If you’re feeling stuck, overwhelmed, or don’t know where to start, you’re not alone. A lot of people are feeling similar pressure, so seek input and ask for help. Maybe that means calling on your leadership team to step up, maybe it means turning to your staff for ideas, or maybe it means tapping a mentor or working with a leadership or HR consultant. You don’t have to go it alone.
There’s no need to quit when the going gets tough. You may need to pivot, adapt, try something new, or look into options you’ve never considered. Some businesses are revamping their entire business model and bringing creative new offerings to the marketplace.
Put on your entrepreneurial thinking cap, do some serious brainstorming, pull out all the stops and get scrappy if you have to. The beauty of small business is you can be nimble and responsive as needed.
Being resilient means more than just being persistent.
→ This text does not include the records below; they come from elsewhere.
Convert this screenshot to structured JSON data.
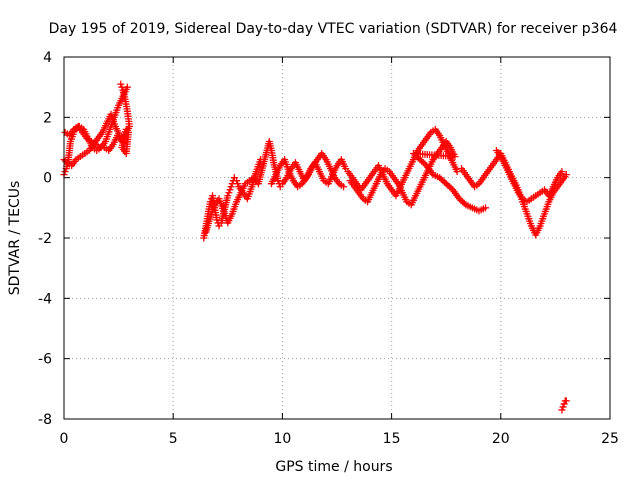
{
  "chart_data": {
    "type": "scatter",
    "title": "Day 195 of 2019, Sidereal Day-to-day VTEC variation (SDTVAR) for receiver p364",
    "xlabel": "GPS time / hours",
    "ylabel": "SDTVAR / TECUs",
    "xlim": [
      0,
      25
    ],
    "ylim": [
      -8,
      4
    ],
    "x_ticks": [
      0,
      5,
      10,
      15,
      20,
      25
    ],
    "x_tick_labels": [
      "0",
      "5",
      "10",
      "15",
      "20",
      "25"
    ],
    "y_ticks": [
      -8,
      -6,
      -4,
      -2,
      0,
      2,
      4
    ],
    "y_tick_labels": [
      "-8",
      "-6",
      "-4",
      "-2",
      "0",
      "2",
      "4"
    ],
    "grid": true,
    "marker": "+",
    "series": [
      {
        "name": "SDTVAR",
        "color": "#ff0000",
        "x": [
          0.0,
          0.1,
          0.2,
          0.3,
          0.5,
          0.7,
          0.9,
          1.1,
          1.3,
          1.5,
          1.7,
          1.9,
          2.1,
          2.3,
          2.5,
          2.7,
          2.9,
          0.0,
          0.15,
          0.35,
          0.55,
          0.75,
          0.95,
          1.15,
          1.35,
          1.55,
          1.75,
          1.95,
          2.15,
          2.35,
          2.55,
          2.6,
          2.7,
          2.8,
          2.9,
          3.0,
          2.75,
          2.65,
          2.85,
          2.95,
          0.05,
          0.25,
          0.45,
          0.65,
          0.85,
          1.05,
          1.25,
          1.45,
          1.65,
          1.85,
          2.05,
          2.25,
          2.45,
          2.65,
          2.85,
          6.4,
          6.5,
          6.6,
          6.7,
          6.8,
          6.9,
          7.0,
          7.1,
          7.2,
          7.3,
          7.4,
          7.5,
          7.6,
          7.7,
          7.8,
          7.9,
          8.0,
          8.2,
          8.4,
          8.6,
          8.8,
          9.0,
          6.5,
          6.7,
          6.9,
          7.1,
          7.3,
          7.5,
          7.7,
          7.9,
          8.1,
          8.3,
          8.5,
          8.7,
          8.9,
          9.4,
          9.5,
          9.6,
          9.7,
          9.8,
          9.9,
          10.0,
          10.2,
          10.4,
          10.6,
          10.8,
          11.0,
          11.2,
          11.4,
          11.6,
          11.8,
          12.0,
          12.2,
          12.4,
          12.6,
          12.8,
          9.5,
          9.7,
          9.9,
          10.1,
          10.3,
          10.5,
          10.7,
          10.9,
          11.1,
          11.3,
          11.5,
          11.7,
          11.9,
          12.1,
          12.3,
          12.5,
          12.7,
          12.9,
          13.0,
          13.2,
          13.4,
          13.6,
          13.8,
          14.0,
          14.2,
          14.4,
          14.6,
          14.8,
          15.0,
          15.2,
          15.4,
          15.6,
          15.8,
          16.0,
          16.2,
          16.4,
          16.6,
          16.8,
          17.0,
          17.2,
          17.4,
          17.6,
          17.8,
          18.0,
          13.1,
          13.3,
          13.5,
          13.7,
          13.9,
          14.1,
          14.3,
          14.5,
          14.7,
          14.9,
          15.1,
          15.3,
          15.5,
          15.7,
          15.9,
          16.1,
          16.3,
          16.5,
          16.7,
          16.9,
          17.1,
          17.3,
          17.5,
          17.7,
          17.9,
          16.0,
          16.3,
          16.6,
          16.9,
          17.2,
          17.5,
          17.8,
          18.1,
          18.4,
          18.7,
          19.0,
          19.3,
          18.2,
          18.4,
          18.6,
          18.8,
          19.0,
          19.2,
          19.4,
          19.6,
          19.8,
          20.0,
          20.2,
          20.4,
          20.6,
          20.8,
          21.0,
          21.2,
          21.4,
          21.6,
          21.8,
          22.0,
          22.2,
          22.4,
          22.6,
          22.8,
          23.0,
          19.8,
          20.0,
          20.2,
          20.4,
          20.6,
          20.8,
          21.0,
          21.2,
          21.4,
          21.6,
          21.8,
          22.0,
          22.2,
          22.4,
          22.6,
          22.8,
          22.8,
          22.85,
          22.9,
          22.95,
          23.0
        ],
        "y": [
          0.1,
          0.3,
          0.6,
          1.2,
          1.6,
          1.7,
          1.6,
          1.3,
          1.0,
          0.9,
          1.0,
          1.2,
          1.6,
          2.0,
          2.4,
          2.7,
          3.0,
          0.6,
          0.5,
          0.4,
          0.6,
          0.7,
          0.8,
          0.9,
          1.1,
          1.3,
          1.5,
          1.8,
          2.1,
          1.7,
          1.4,
          3.1,
          2.9,
          2.6,
          2.2,
          1.7,
          1.3,
          1.0,
          0.8,
          1.5,
          1.5,
          1.4,
          1.6,
          1.7,
          1.5,
          1.3,
          1.2,
          1.1,
          1.0,
          1.0,
          0.9,
          1.1,
          1.4,
          1.2,
          1.6,
          -2.0,
          -1.6,
          -1.2,
          -0.8,
          -0.6,
          -1.0,
          -1.4,
          -1.6,
          -1.5,
          -1.2,
          -0.9,
          -0.6,
          -0.4,
          -0.2,
          0.0,
          -0.1,
          -0.3,
          -0.5,
          -0.7,
          -0.3,
          0.2,
          0.6,
          -1.8,
          -1.3,
          -0.9,
          -0.7,
          -1.1,
          -1.5,
          -1.2,
          -0.8,
          -0.5,
          -0.2,
          -0.1,
          0.0,
          -0.2,
          1.2,
          0.9,
          0.5,
          0.2,
          -0.1,
          -0.3,
          -0.2,
          0.0,
          0.3,
          0.5,
          0.2,
          -0.1,
          0.1,
          0.4,
          0.6,
          0.8,
          0.6,
          0.3,
          0.0,
          -0.2,
          -0.3,
          -0.2,
          0.1,
          0.4,
          0.6,
          0.2,
          -0.1,
          -0.3,
          -0.2,
          0.0,
          0.3,
          0.5,
          0.2,
          -0.1,
          -0.2,
          0.1,
          0.4,
          0.6,
          0.3,
          0.2,
          0.0,
          -0.2,
          -0.4,
          -0.2,
          0.0,
          0.2,
          0.4,
          0.1,
          -0.2,
          -0.4,
          -0.6,
          -0.3,
          0.0,
          0.3,
          0.6,
          0.9,
          1.1,
          1.3,
          1.5,
          1.6,
          1.4,
          1.1,
          0.8,
          0.5,
          0.2,
          -0.1,
          -0.3,
          -0.5,
          -0.7,
          -0.8,
          -0.5,
          -0.2,
          0.1,
          0.3,
          0.2,
          0.0,
          -0.2,
          -0.5,
          -0.8,
          -0.9,
          -0.6,
          -0.3,
          0.0,
          0.3,
          0.6,
          0.8,
          1.0,
          1.2,
          1.0,
          0.7,
          0.8,
          0.6,
          0.4,
          0.1,
          0.0,
          -0.2,
          -0.4,
          -0.7,
          -0.9,
          -1.0,
          -1.1,
          -1.0,
          0.3,
          0.1,
          -0.1,
          -0.3,
          -0.2,
          0.0,
          0.2,
          0.4,
          0.6,
          0.8,
          0.5,
          0.2,
          -0.1,
          -0.4,
          -0.8,
          -1.2,
          -1.6,
          -1.9,
          -1.6,
          -1.2,
          -0.8,
          -0.5,
          -0.3,
          -0.1,
          0.1,
          0.9,
          0.7,
          0.4,
          0.1,
          -0.2,
          -0.5,
          -0.7,
          -0.8,
          -0.7,
          -0.6,
          -0.5,
          -0.4,
          -0.6,
          -0.3,
          0.0,
          0.2,
          -7.7,
          -7.6,
          -7.5,
          -7.4,
          -7.4
        ]
      }
    ]
  }
}
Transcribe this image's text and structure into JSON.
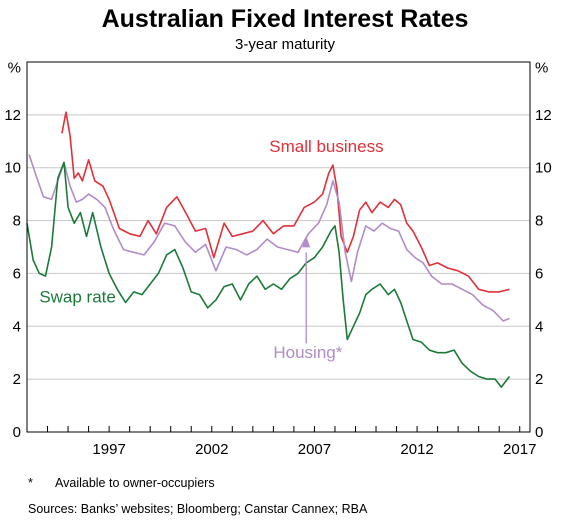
{
  "title": "Australian Fixed Interest Rates",
  "subtitle": "3-year maturity",
  "footnote_marker": "*",
  "footnote": "Available to owner-occupiers",
  "sources": "Sources:  Banks’ websites; Bloomberg; Canstar Cannex; RBA",
  "colors": {
    "small_business": "#e0303a",
    "housing": "#b28cc8",
    "swap_rate": "#1b7a3a",
    "grid": "#c8c8c8",
    "axis": "#000000"
  },
  "chart_data": {
    "type": "line",
    "title": "Australian Fixed Interest Rates",
    "subtitle": "3-year maturity",
    "ylabel_left": "%",
    "ylabel_right": "%",
    "xlim": [
      1993.0,
      2017.5
    ],
    "ylim": [
      0,
      14
    ],
    "x_ticks": [
      1997,
      2002,
      2007,
      2012,
      2017
    ],
    "y_ticks": [
      0,
      2,
      4,
      6,
      8,
      10,
      12
    ],
    "grid": "horizontal",
    "annotations": [
      {
        "text": "Small business",
        "series": "Small business"
      },
      {
        "text": "Housing*",
        "series": "Housing*"
      },
      {
        "text": "Swap rate",
        "series": "Swap rate"
      }
    ],
    "series": [
      {
        "name": "Small business",
        "color": "#e0303a",
        "x": [
          1994.7,
          1994.9,
          1995.1,
          1995.3,
          1995.5,
          1995.7,
          1996.0,
          1996.3,
          1996.7,
          1997.0,
          1997.5,
          1998.0,
          1998.5,
          1998.9,
          1999.3,
          1999.8,
          2000.3,
          2000.8,
          2001.2,
          2001.7,
          2002.1,
          2002.6,
          2003.0,
          2003.5,
          2004.0,
          2004.5,
          2005.0,
          2005.5,
          2006.0,
          2006.5,
          2007.0,
          2007.4,
          2007.7,
          2007.9,
          2008.1,
          2008.3,
          2008.6,
          2008.9,
          2009.2,
          2009.5,
          2009.8,
          2010.2,
          2010.6,
          2010.9,
          2011.2,
          2011.5,
          2011.8,
          2012.2,
          2012.6,
          2013.0,
          2013.5,
          2014.0,
          2014.5,
          2015.0,
          2015.5,
          2016.0,
          2016.5
        ],
        "y": [
          11.3,
          12.1,
          11.2,
          9.6,
          9.8,
          9.5,
          10.3,
          9.5,
          9.3,
          8.8,
          7.7,
          7.5,
          7.4,
          8.0,
          7.5,
          8.5,
          8.9,
          8.2,
          7.6,
          7.7,
          6.6,
          7.9,
          7.4,
          7.5,
          7.6,
          8.0,
          7.5,
          7.8,
          7.8,
          8.5,
          8.7,
          9.0,
          9.8,
          10.1,
          9.2,
          7.4,
          6.8,
          7.4,
          8.4,
          8.7,
          8.3,
          8.7,
          8.5,
          8.8,
          8.6,
          7.9,
          7.6,
          7.0,
          6.3,
          6.4,
          6.2,
          6.1,
          5.9,
          5.4,
          5.3,
          5.3,
          5.4
        ]
      },
      {
        "name": "Housing*",
        "color": "#b28cc8",
        "x": [
          1993.1,
          1993.4,
          1993.8,
          1994.2,
          1994.5,
          1994.8,
          1995.1,
          1995.4,
          1995.7,
          1996.0,
          1996.4,
          1996.8,
          1997.2,
          1997.7,
          1998.2,
          1998.7,
          1999.2,
          1999.7,
          2000.2,
          2000.7,
          2001.2,
          2001.7,
          2002.2,
          2002.7,
          2003.2,
          2003.7,
          2004.2,
          2004.7,
          2005.2,
          2005.7,
          2006.2,
          2006.7,
          2007.2,
          2007.6,
          2007.9,
          2008.2,
          2008.5,
          2008.8,
          2009.1,
          2009.5,
          2009.9,
          2010.3,
          2010.7,
          2011.1,
          2011.5,
          2011.9,
          2012.3,
          2012.7,
          2013.2,
          2013.7,
          2014.2,
          2014.7,
          2015.2,
          2015.7,
          2016.2,
          2016.5
        ],
        "y": [
          10.5,
          9.8,
          8.9,
          8.8,
          9.5,
          10.2,
          9.3,
          8.7,
          8.8,
          9.0,
          8.8,
          8.5,
          7.7,
          6.9,
          6.8,
          6.7,
          7.2,
          7.9,
          7.8,
          7.2,
          6.8,
          7.1,
          6.1,
          7.0,
          6.9,
          6.7,
          6.9,
          7.3,
          7.0,
          6.9,
          6.8,
          7.5,
          7.9,
          8.6,
          9.5,
          8.7,
          6.8,
          5.7,
          6.8,
          7.8,
          7.6,
          7.9,
          7.7,
          7.6,
          6.9,
          6.6,
          6.4,
          5.9,
          5.6,
          5.6,
          5.4,
          5.2,
          4.8,
          4.6,
          4.2,
          4.3
        ]
      },
      {
        "name": "Swap rate",
        "color": "#1b7a3a",
        "x": [
          1993.0,
          1993.3,
          1993.6,
          1993.9,
          1994.2,
          1994.5,
          1994.8,
          1995.0,
          1995.3,
          1995.6,
          1995.9,
          1996.2,
          1996.6,
          1997.0,
          1997.4,
          1997.8,
          1998.2,
          1998.6,
          1999.0,
          1999.4,
          1999.8,
          2000.2,
          2000.6,
          2001.0,
          2001.4,
          2001.8,
          2002.2,
          2002.6,
          2003.0,
          2003.4,
          2003.8,
          2004.2,
          2004.6,
          2005.0,
          2005.4,
          2005.8,
          2006.2,
          2006.6,
          2007.0,
          2007.4,
          2007.8,
          2008.0,
          2008.2,
          2008.4,
          2008.6,
          2008.9,
          2009.2,
          2009.5,
          2009.8,
          2010.2,
          2010.6,
          2010.9,
          2011.2,
          2011.5,
          2011.8,
          2012.2,
          2012.6,
          2013.0,
          2013.4,
          2013.8,
          2014.2,
          2014.6,
          2015.0,
          2015.4,
          2015.8,
          2016.1,
          2016.3,
          2016.5
        ],
        "y": [
          7.9,
          6.5,
          6.0,
          5.9,
          7.0,
          9.6,
          10.2,
          8.5,
          7.9,
          8.3,
          7.4,
          8.3,
          7.0,
          6.0,
          5.4,
          4.9,
          5.3,
          5.2,
          5.6,
          6.0,
          6.7,
          6.9,
          6.2,
          5.3,
          5.2,
          4.7,
          5.0,
          5.5,
          5.6,
          5.0,
          5.6,
          5.9,
          5.4,
          5.6,
          5.4,
          5.8,
          6.0,
          6.4,
          6.6,
          7.0,
          7.6,
          7.8,
          6.8,
          5.0,
          3.5,
          4.0,
          4.5,
          5.2,
          5.4,
          5.6,
          5.2,
          5.4,
          4.9,
          4.2,
          3.5,
          3.4,
          3.1,
          3.0,
          3.0,
          3.1,
          2.6,
          2.3,
          2.1,
          2.0,
          2.0,
          1.7,
          1.9,
          2.1
        ]
      }
    ]
  }
}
Yes, doing what is difficult means adopting a tenacious attitude, but it also means accepting what you cannot change, adjusting, modifying, and innovating as you go.
You’re allowed to be an emotional person and you are allowed to feel the negativity weighing you down, but you can’t afford to dwell in doom and gloom. If you want to come out on top, you will need to monitor your emotions, look for the positive in every situation, and always focus on what you are grateful for under any circumstance.
Continuously ask yourself what more you can do to help — not to the point of burnout and exhaustion, but to reinforce a sense of confidence in what you’ve created and its power to endure.
Leading into the Future
We don’t know what the future holds, but the truth is we never did. How you lead through this crisis will impact the future of your small business in the long-term. Whether you are currently feeling the crunch or not, chances are we will continue to feel the impact of COVID-19 in some ways well into the future.
You can come out of this with your leadership skills sharpened, embracing the opportunity to build an even brighter—albeit different — future.